Read a Banned Book Today

Before we exit this year’s Banned Books Week, I want to draw your attention to a list—compiled by the American Library Association’s Office of Intellectual Freedom—of mysteries “that have been challenged or banned at some point.”

It’s pretty incredible what works short-sighted scolds will take against. Edgar Allan Poe’s “The Telltale Heart”? Dennis Lehane’s Mystic River? Mark Haddon’s The Curious Incident of the Dog in the Night-Time? Even Arthur Conan Doyle’s first Sherlock Holmes novel, A Study in Scarlet, has come under criticism from The Church of Jesus Christ of Latter-day Saints, which is apparently offended by “a flashback Holmes has to 1847 Utah” that it has “deemed derogatory.”
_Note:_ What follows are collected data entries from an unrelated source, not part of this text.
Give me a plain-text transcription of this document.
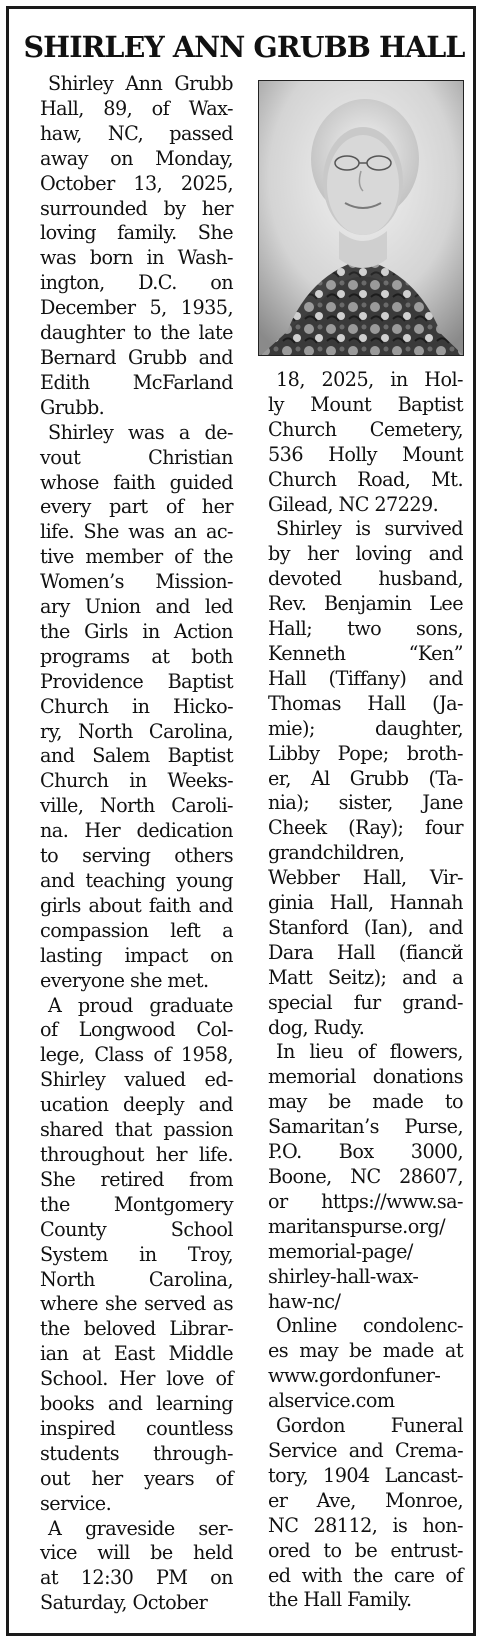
SHIRLEY ANN GRUBB HALL

Shirley Ann Grubb
Hall, 89, of Wax-
haw, NC, passed
away on Monday,
October 13, 2025,
surrounded by her
loving family. She
was born in Wash-
ington, D.C. on
December 5, 1935,
daughter to the late
Bernard Grubb and
Edith McFarland
Grubb.

Shirley was a de-
vout Christian
whose faith guided
every part of her
life. She was an ac-
tive member of the
Women’s Mission-
ary Union and led
the Girls in Action
programs at both
Providence Baptist
Church in Hicko-
ry, North Carolina,
and Salem Baptist
Church in Weeks-
ville, North Caroli-
na. Her dedication
to serving others
and teaching young
girls about faith and
compassion left a
lasting impact on
everyone she met.

A proud graduate
of Longwood Col-
lege, Class of 1958,
Shirley valued ed-
ucation deeply and
shared that passion
throughout her life.
She retired from
the Montgomery
County School
System in Troy,
North Carolina,
where she served as
the beloved Librar-
ian at East Middle
School. Her love of
books and learning
inspired countless
students through-
out her years of
service.

A graveside ser-
vice will be held
at 12:30 PM on
Saturday, October

18, 2025, in Hol-
ly Mount Baptist
Church Cemetery,
536 Holly Mount
Church Road, Mt.
Gilead, NC 27229.

Shirley is survived
by her loving and
devoted husband,
Rev. Benjamin Lee
Hall; two sons,
Kenneth “Ken”
Hall (Tiffany) and
Thomas Hall (Ja-
mie); daughter,
Libby Pope; broth-
er, Al Grubb (Ta-
nia); sister, Jane
Cheek (Ray); four
grandchildren,
Webber Hall, Vir-
ginia Hall, Hannah
Stanford (Ian), and
Dara Hall (fiancй
Matt Seitz); and a
special fur grand-
dog, Rudy.

In lieu of flowers,
memorial donations
may be made to
Samaritan’s Purse,
P.O. Box 3000,
Boone, NC 28607,
or https://www.sa-
maritanspurse.org/
memorial-page/
shirley-hall-wax-
haw-nc/

Online condolenc-
es may be made at
www.gordonfuner-
alservice.com

Gordon Funeral
Service and Crema-
tory, 1904 Lancast-
er Ave, Monroe,
NC 28112, is hon-
ored to be entrust-
ed with the care of
the Hall Family.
Come on, people, get a frickin’ life!

READ MORE:Banning Books: Protecting Kids or Erasing Humanity?” by Harry Bruinius (The Christian Science Monitor); “Adults Have a Lot to Say About Book Bans—But What About Kids?” by Elizabeth Blair (All Things Considered); “Michael Connelly, Nikki Grimes, Judy Blume and Other Authors Unite Against Book Bans,” by Isabella Gomez Sarmiento (National Public Radio).

2 comments:

Todd Mason said...

A matter of old slights (hence the LDS reproving Doyle this belatedly but still) and general resentment for the suggestion that views other than their own should ever be entertained.

John said...

What's frightening is that the book police think they are doing a good thing and the fact that they are allowed to get away with it. It's called history, folks, and when it's taught in context, we can maintain both our literary tradition as well as how it is reflected in today's society . . . such as it is.